美野里はにこやかに微笑みながら「塩も欲しいね」と言った。
「あー、確かに。お塩欲しい。大根おろしとお醤油も」
と騒ぐ夕子に「おいおい、無いものばかり言ってると、よけい欲しくなるじゃん」と亮介がやれやれと言った様子で首を振った。
ともかく、僕達は他のメンバーと果物を布にくるんで集めたり、魚を捕まえに小川に入ったりと言う、そんなのん気なことをしながらのんびり過ごしていた。
食事の支度はすぐに済み、後は探索隊の帰りを待つばかりである。
炊事班のほかのグループも交えて談笑しながら、僕達はだんだんと沈んでいく夕日を眺めていた。
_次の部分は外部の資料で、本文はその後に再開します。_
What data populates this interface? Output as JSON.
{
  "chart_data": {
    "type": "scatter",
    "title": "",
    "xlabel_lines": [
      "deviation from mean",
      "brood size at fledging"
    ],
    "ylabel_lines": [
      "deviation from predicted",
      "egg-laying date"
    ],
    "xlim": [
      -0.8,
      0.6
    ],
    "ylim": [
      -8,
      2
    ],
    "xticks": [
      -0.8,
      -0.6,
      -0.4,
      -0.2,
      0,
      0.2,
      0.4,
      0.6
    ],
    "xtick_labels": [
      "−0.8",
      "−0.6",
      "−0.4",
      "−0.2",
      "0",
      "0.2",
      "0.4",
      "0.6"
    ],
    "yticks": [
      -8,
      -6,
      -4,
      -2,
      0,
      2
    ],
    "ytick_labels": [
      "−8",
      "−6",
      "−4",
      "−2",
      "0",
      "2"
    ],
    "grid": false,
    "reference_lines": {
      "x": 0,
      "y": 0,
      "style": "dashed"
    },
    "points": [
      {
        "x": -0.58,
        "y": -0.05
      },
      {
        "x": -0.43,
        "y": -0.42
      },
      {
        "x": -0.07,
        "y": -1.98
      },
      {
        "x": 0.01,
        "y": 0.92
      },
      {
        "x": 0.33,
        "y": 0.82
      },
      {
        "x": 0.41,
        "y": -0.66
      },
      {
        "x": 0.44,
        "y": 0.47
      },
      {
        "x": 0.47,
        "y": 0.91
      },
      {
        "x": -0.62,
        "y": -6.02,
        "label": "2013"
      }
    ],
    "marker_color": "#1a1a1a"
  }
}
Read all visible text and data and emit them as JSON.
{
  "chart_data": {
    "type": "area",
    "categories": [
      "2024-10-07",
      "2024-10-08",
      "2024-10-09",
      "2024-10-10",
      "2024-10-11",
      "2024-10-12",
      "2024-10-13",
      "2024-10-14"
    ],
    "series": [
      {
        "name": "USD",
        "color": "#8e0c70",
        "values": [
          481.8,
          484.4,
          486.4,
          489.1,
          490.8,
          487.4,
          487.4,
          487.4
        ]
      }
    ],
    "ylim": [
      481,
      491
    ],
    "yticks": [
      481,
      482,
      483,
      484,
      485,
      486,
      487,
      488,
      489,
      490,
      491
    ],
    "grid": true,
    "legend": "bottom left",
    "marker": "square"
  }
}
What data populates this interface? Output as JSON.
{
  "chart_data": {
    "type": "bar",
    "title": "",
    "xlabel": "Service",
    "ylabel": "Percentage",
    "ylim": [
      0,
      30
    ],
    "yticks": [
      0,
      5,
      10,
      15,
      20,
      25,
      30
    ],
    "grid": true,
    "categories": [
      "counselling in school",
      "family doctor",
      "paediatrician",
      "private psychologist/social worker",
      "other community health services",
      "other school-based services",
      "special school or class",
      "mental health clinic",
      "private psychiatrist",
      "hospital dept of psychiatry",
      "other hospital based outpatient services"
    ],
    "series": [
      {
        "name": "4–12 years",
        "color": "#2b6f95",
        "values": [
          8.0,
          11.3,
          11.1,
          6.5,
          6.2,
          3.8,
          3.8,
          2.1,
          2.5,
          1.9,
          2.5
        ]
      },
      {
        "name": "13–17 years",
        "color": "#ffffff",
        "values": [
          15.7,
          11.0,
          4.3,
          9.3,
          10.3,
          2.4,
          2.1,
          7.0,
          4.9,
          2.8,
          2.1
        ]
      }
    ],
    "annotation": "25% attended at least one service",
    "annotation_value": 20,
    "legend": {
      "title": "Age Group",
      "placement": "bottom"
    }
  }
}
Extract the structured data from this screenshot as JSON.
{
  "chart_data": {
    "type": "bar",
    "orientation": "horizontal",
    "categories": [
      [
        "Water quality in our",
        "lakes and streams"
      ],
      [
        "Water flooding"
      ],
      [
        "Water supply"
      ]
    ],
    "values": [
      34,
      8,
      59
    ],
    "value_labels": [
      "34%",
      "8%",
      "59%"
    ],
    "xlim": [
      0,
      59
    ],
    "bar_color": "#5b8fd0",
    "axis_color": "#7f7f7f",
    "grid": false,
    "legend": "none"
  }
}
「ごめん、ちょっと席はずすね、ちょっと」と、夕子が立ち上がったのは、そんなときだった。
亮介が「何? うんこ?」とデリカシーの無い発言をして、夕子が「違うよ! おしっこだよ!」と叫んだ。
一瞬の間の後、夕子は顔を赤くしながら「ち、ちが……もうやだ!」と叫びながら走ってどこかへ行ってしまった。
美野里は「ばか」と言いながら亮介の頭を小突く。
炊事班で一緒になった他のグループの佐藤と言う名前の男が笑う。
「いやいや、亮介君。ちょっとまずかったね。ちょっとさ。でも、今の彼女には申し訳ないけど、ちょっと面白かったよ」
佐藤は、確か恋人と参加しているプレイヤーだ。
どちらも探索チームに参加している。
ただ、今日はその恋人の姿を見ていない。
昨日の晩、佐藤と大喧嘩をやらかしていて、気がつくと炊事当番にもかかわらず探索チームにくっついていってしまったと言う話だ。
亮介が「まぁ、女の子って色々繊細なんですね」と言った。